For instance, in the code from the previous example above, the execution of our little function might take anywhere from one or two milliseconds all the way up to 8 entire seconds. But what if we wanted it to time out after only 2 seconds? For that, we can use the fourth argument to parley: the timeout.

This should be a number, expressed in milliseconds:

// … same code as the example above …
 
// This time, with a timeout of 2 seconds (2000 milliseconds):
var deferred = parley((done)=>{
  // … same code as the example above …
}, optionalCbFromUserland, {
  … custom methods here …
}, 2000);

If the timeout is exceeded, an error is triggered, and any subsequent calls to done from your provided custom implementation are ignored.
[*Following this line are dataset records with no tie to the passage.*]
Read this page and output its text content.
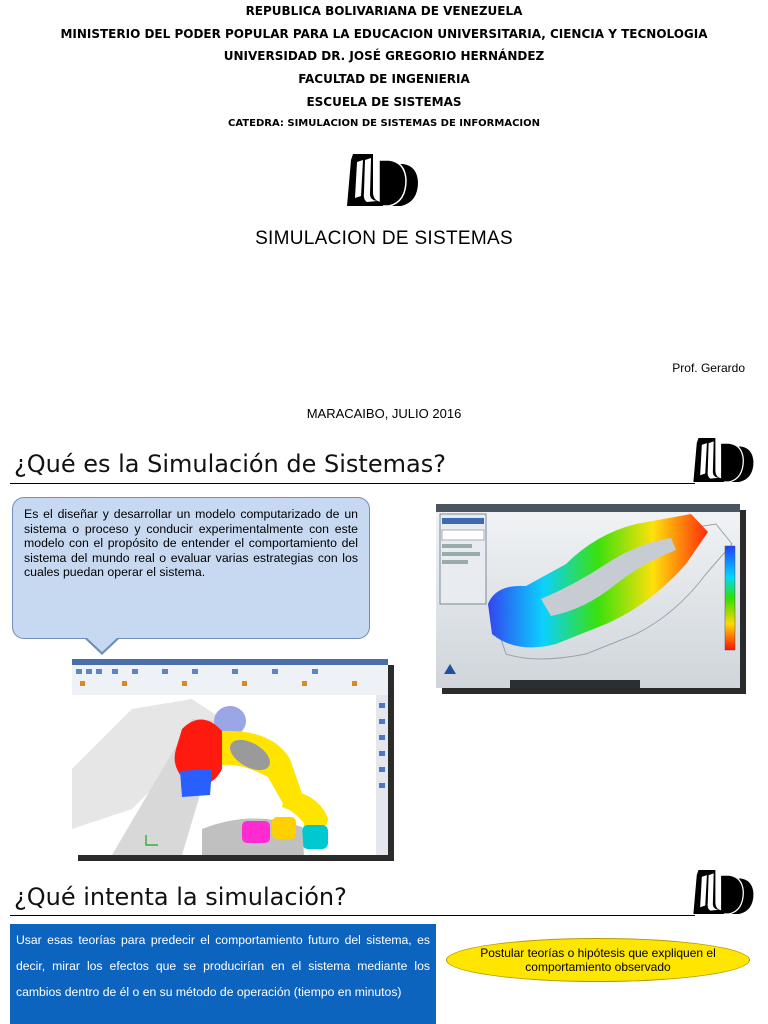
REPUBLICA BOLIVARIANA DE VENEZUELA
MINISTERIO DEL PODER POPULAR PARA LA EDUCACION UNIVERSITARIA, CIENCIA Y TECNOLOGIA
UNIVERSIDAD DR. JOSÉ GREGORIO HERNÁNDEZ
FACULTAD DE INGENIERIA
ESCUELA DE SISTEMAS
CATEDRA: SIMULACION DE SISTEMAS DE INFORMACION
SIMULACION DE SISTEMAS
Prof. Gerardo
MARACAIBO, JULIO 2016
¿Qué es la Simulación de Sistemas?
Es el diseñar y desarrollar un modelo computarizado de un sistema o proceso y conducir experimentalmente con este modelo con el propósito de entender el comportamiento del sistema del mundo real o evaluar varias estrategias con los cuales puedan operar el sistema.
¿Qué intenta la simulación?
Usar esas teorías para predecir el comportamiento futuro del sistema, es decir, mirar los efectos que se producirían en el sistema mediante los cambios dentro de él o en su método de operación (tiempo en minutos)
Postular teorías o hipótesis que expliquen el comportamiento observado
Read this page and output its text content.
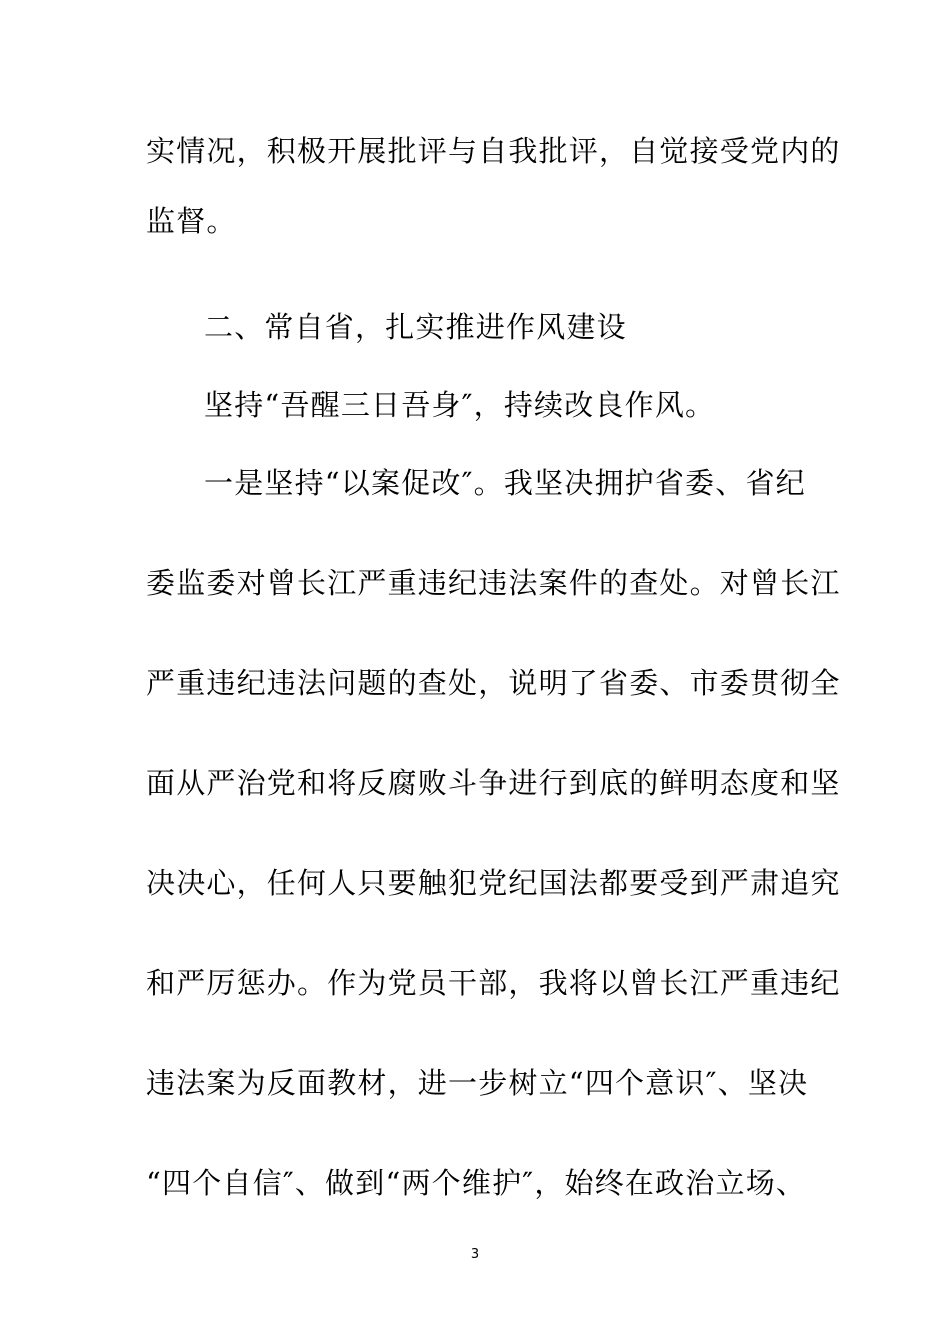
实情况，积极开展批评与自我批评，自觉接受党内的
监督。
二、常自省，扎实推进作风建设
坚持“吾醒三日吾身″，持续改良作风。
一是坚持“以案促改″。我坚决拥护省委、省纪
委监委对曾长江严重违纪违法案件的查处。对曾长江
严重违纪违法问题的查处，说明了省委、市委贯彻全
面从严治党和将反腐败斗争进行到底的鲜明态度和坚
决决心，任何人只要触犯党纪国法都要受到严肃追究
和严厉惩办。作为党员干部，我将以曾长江严重违纪
违法案为反面教材，进一步树立“四个意识″、坚决
“四个自信″、做到“两个维护″，始终在政治立场、
3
Improving stack traces of built-in errors

For important modules that impact many developers (or for authors that really care about the sanity of their users, and who want to make it easier to debug their code), it is sometimes useful to go so far as improving the stack trace of even parley's built-in errors such as timeouts. For this, simply use the 5th argument: the "omen".

To stick with our running example:

// … same code as the example above …
 
// Take a snapshot of the stack trace BEFORE doing anything asynchronous.
var omen = new Error('omen');
 
var deferred = parley((done)=>{
  // … same code as the example above …
}, optionalCbFromUserland, {
  … custom methods here …
}, 2000, omen);

Userland interface

The deferred object returned by parley() exposes a few different methods.

.exec()

parley(function(done){ return done(undefined, 1+1); })
.exec(function (err, result) {
  // => undefined, 2
});
parley(function(done){ return done(new Error('whoops'), 1+1); })
.exec(function (err, result) {
  // => [Error: whoops], undefined
});

.then()

parley(function(done){ return done(undefined, 1+1); })
.then(function (result) {
  // => 2
});

.catch()

parley(function(done){ return done(new Error('whoops'), 1+1); })
.catch(function (err) {
  // => [Error: whoops]
});

.toPromise()

var promise1 = parley(function(done){ return done(undefined, 1+1); }).toPromise();
var promise2 = parley(function(done){ setTimeout(function(){ return done(); }, 10); }).toPromise();
 
Promise.all([
  promise1,
  promise2
])
.then(function(result){
  // => [2, undefined]
}).catch(function (err) {
 
});

Other methods

Implementors may also choose to attach other methods to the deferred object (e.g. .where()). See "Custom methods" above for more information.

Contributing   Master Branch Build Status   Master Branch Build Status (Windows)

Please observe the guidelines and conventions laid out in the Sails project contribution guide when opening issues or submitting pull requests.

NPM

Pronunciation

/ˈpärlē/

Rather than picking barley and getting snarly, she decided to npm install parley and listen to some Bob Marley.

License

This package, like the Sails framework, is free and open-source under the MIT License.